Nonetheless, the pilot created an interorganizational infrastructure (with corrections agencies, community service providers, and families) to implement a CRS program for reentrants with SUD. This generates insight that is useful for any attempt to implement a CRS intervention for prison or jail reentrants in recovery. Importantly, findings from this pilot program provide best practices and essential program ingredients that can incorporated into a training curriculum for CRSs providing reentrant care. At the same time, the CRS model is not a one-size-fits-all approach, so any CRS training cannot be boiled down to a specific list of activities and practices. Instead, it seems to thrive on the personal rapport between a CRS and a recovering peer and the ability of the CRS to tune into, and be responsive to, the emergent needs of the peer during the reentry transition. This bonding over shared experiences separates CRSs from corrections agents, counselors, and medical professionals. Our study suggests that it is important to initiate this CRS-peer rapport prior to release; delaying until reentrants are already in the community creates missed opportunities to engage potential peers in services and support which they and their families may need.
Footnotes
Acknowledgements
The authors thank staff at the RASE Project and the Pennsylvania Department of Corrections, along with graduate researchers at Pennsylvania State University, in supporting this research.
Data Availability
The dataset analyzed during the current study is available from the corresponding author upon reasonable request.

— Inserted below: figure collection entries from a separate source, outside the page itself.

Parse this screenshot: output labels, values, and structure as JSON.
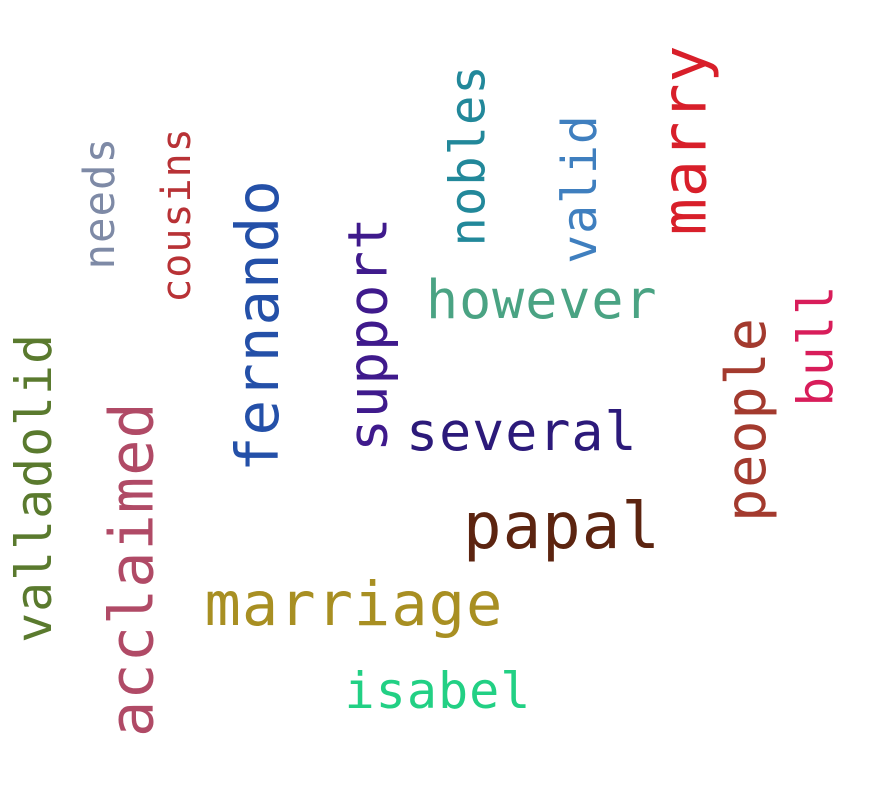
{
  "words": [
    {
      "id": "valladolid",
      "text": "valladolid",
      "color": "#5a7a2e",
      "vertical": true
    },
    {
      "id": "acclaimed",
      "text": "acclaimed",
      "color": "#b04a66",
      "vertical": true
    },
    {
      "id": "needs",
      "text": "needs",
      "color": "#7e8aa6",
      "vertical": true
    },
    {
      "id": "cousins",
      "text": "cousins",
      "color": "#b83236",
      "vertical": true
    },
    {
      "id": "fernando",
      "text": "fernando",
      "color": "#2450a8",
      "vertical": true
    },
    {
      "id": "support",
      "text": "support",
      "color": "#3f1a8c",
      "vertical": true
    },
    {
      "id": "nobles",
      "text": "nobles",
      "color": "#22889a",
      "vertical": true
    },
    {
      "id": "valid",
      "text": "valid",
      "color": "#3f7fbf",
      "vertical": true
    },
    {
      "id": "marry",
      "text": "marry",
      "color": "#d81f2a",
      "vertical": true
    },
    {
      "id": "however",
      "text": "however",
      "color": "#4aa383",
      "vertical": false
    },
    {
      "id": "people",
      "text": "people",
      "color": "#a33a2e",
      "vertical": true
    },
    {
      "id": "bull",
      "text": "bull",
      "color": "#d81d5a",
      "vertical": true
    },
    {
      "id": "several",
      "text": "several",
      "color": "#2c1a7a",
      "vertical": false
    },
    {
      "id": "papal",
      "text": "papal",
      "color": "#5c2410",
      "vertical": false
    },
    {
      "id": "marriage",
      "text": "marriage",
      "color": "#a88f22",
      "vertical": false
    },
    {
      "id": "isabel",
      "text": "isabel",
      "color": "#22d084",
      "vertical": false
    }
  ]
}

Declaration of Conflicting Interests
The author(s) declared no potential conflicts of interest with respect to the research, authorship, and/or publication of this article.
Funding
The author(s) disclosed receipt of the following financial support for the research, authorship, and/or publication of this article: This pilot project was supported by funding from the Pennsylvania State University Social Science Research Institute (SSRI) and Pennsylvania Department of Corrections (PADOC). Neither SSRI nor PADOC are responsible for any conclusions drawn from this research.
Ethical Approval
The Pennsylvania State University Institutional Review Board approved the study protocol (STUDY00012994).
Informed Consent
Informed consent (written or oral) was obtained from all individual participants included in the study. All participants met the minimum threshold for capacity to consent (University of California, San Diego Brief Assessment of Capacity to Consent [UBACC]).
Consent for Publication
All authors agree to the publication of this manuscript.